Everyone is accountable for their actions to the society in which they live.
Not in a free society. For example, if I decide to produce a good or service and my neighbor decides to purchase that good or service, such voluntary transactions need not be approved by a third party, such as another neighbor down the street or by our government. Government only need be involved to the degree necessary to keep such transactions voluntary and free and to the degree necessary to protect the freedom of all.
That doesn't automatically mean that anything in particular is outlawed or even regulated, but it does mean that anything which has the ability to negatively affect a society may be regulated or outlawed by that society.
Everything that can positively affect society can also negatively affect society. Therefore, if everything that could possibly negatively affect society should be outlawed, very little would be legal and very few would be free, which was my original point.

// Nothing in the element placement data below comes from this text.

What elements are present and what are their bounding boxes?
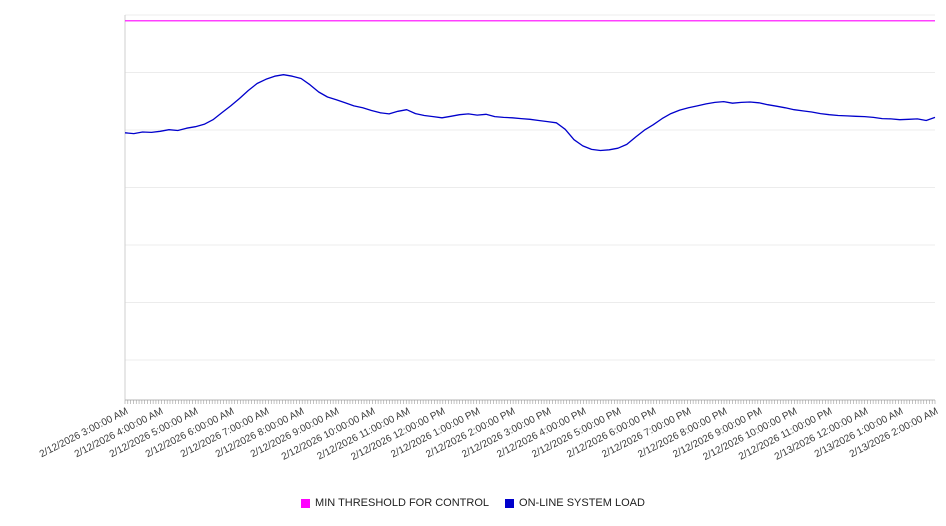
legend-label-threshold: MIN THRESHOLD FOR CONTROL [315,497,490,509]
load-swatch [505,498,515,508]
legend-item-min-threshold[interactable]: MIN THRESHOLD FOR CONTROL [301,497,489,509]
legend: MIN THRESHOLD FOR CONTROL ON-LINE SYSTEM… [0,497,946,509]
threshold-swatch [301,498,311,508]
legend-item-system-load[interactable]: ON-LINE SYSTEM LOAD [505,497,645,509]
legend-label-load: ON-LINE SYSTEM LOAD [519,497,645,509]
system-load-line [124,74,936,152]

Further, each person will have their own view of what is negative, and by the time we've all had our opinion represented by government, nothing would be legal and no one would be free. That's why the criteria for laws and regulation should be based on protecting individual freedom and liberty, rather than anything that could possibly be negative for society as a whole.
Non sequitur, although perhaps you define "free" as "allowed to do precisely the things I want to do", which brings me back to the dictator complex.
No, I define a free society as a society where individuals are allowed to do as they please provided what they do does not disallow others from doing the same. What is a non sequitur is the idea that being free to pursue life as you wish is inherently considered dictatorial of others -- it is not. By definition, truly free societies are free from dictators of any kind. That's not to say free societies are full of perfect individuals who never impede the freedom of others. There is no such utopia under any system. This is where government is necessary.
There is nothing mutually "consenting" about choosing to benefit from a society yet evading the agreed responsibilities which come from living within it.
The rest of society isn't involved in and has no business intruding on a voluntary exchange between consenting adults. If the freedom of one of these parties is violated, they can then petition the rest of society (government) to resolve the situation. Here again, government is only necessary to provide and enforce the framework of freedom and only need be involved in such transactions in order to protect freedom. However, to protect freedom it's not necessary, nor practical, for government to monitor and approve each transaction. Instead, government only need be involved as individuals deem necessary, as they perceive their freedom is violated.
Money laundering is leeching at best, and hiding further harmful activity at worst.
I disagree. The desire for privacy in money is not inherently wrong and does not inherently violate the freedom of others. I believe privacy is fundamental to freedom, and financial privacy is no exception. We already have laws against the harmful activity you cite. Therefore, society is already protected, and additional laws such as those related to so-called money laundering are unnecessary and do more to erode freedom than promote it.
But it should get to regulate all currencies.
In a free society, it's unnecessary for government to directly regulate and manage all currencies. Government can still protect individuals by enforcing contracts and the general laws that protect individuals from misrepresentation, all without the need to regulate currency directly. Government need regulate currency in the same way it regulates a simple IOU note.
Explain.
no, thats you guys
Barter system also dilutes govt hegemony.